With this boom have also come a slew of innovative ways to ingest both marijuana and CBD products. Vaping the oil of these plants has become nearly ubiquitous, using tiny cartridges and a handheld battery that heats up the liquid, allowing for inhalation.
And while marijuana has been proven time and again to be far safer than nicotine, these oil-vapor products come with their own risks – namely due to the non-marijuana ingredients involved. The latest concerns come from Vitamin E acetate, which is being linked to a number of deaths in recent days.
Although no single substance or product has been pinpointed for the illnesses, most patients have said they used e-cigarettes with THC, the main psychoactive chemical in marijuana. Many also said they were vaping nicotine, with or without THC.

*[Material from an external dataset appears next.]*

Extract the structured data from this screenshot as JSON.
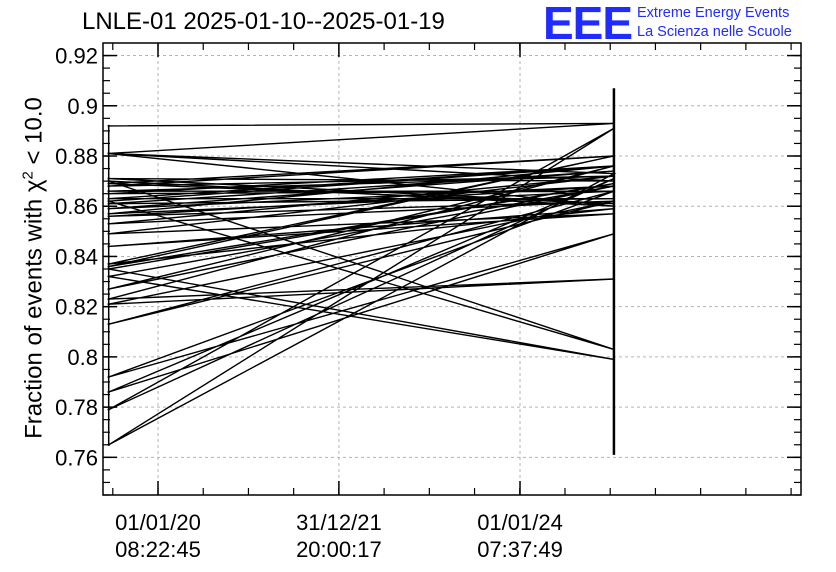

Federal and state investigators said last week one of the most common threads in reported cases of the “severe pulmonary disease” was street-purchased tetrahydrocannabinol or THC oil from marijuana that contained vitamin E acetate.
This has led one doctor in New York to provide some surprising advice.
Cancer-care expert Dr. Diana Martins-Welch finds herself in an unusual position: Last week she started telling her medical marijuana patients to quit vaping cannabis and pick up a joint instead.
“I would never have thought I’d be in a position to tell someone to smoke marijuana. But if the choice is between smoking and vaping, smoke marijuana.”
Martins-Welch specializes in caring for patients with cancer and chronic pain, and she’s certified more than 700 of them to use marijuana under New York’s tightly controlled cannabis program, which permits vape extracts with THC, the component of marijuana that produces a high, but bans joints.
Martins-Welch is so concerned about this latest rash of vaping-related illnesses that she has told ever her terminal patients, some with only weeks left to live, to avoid using such products.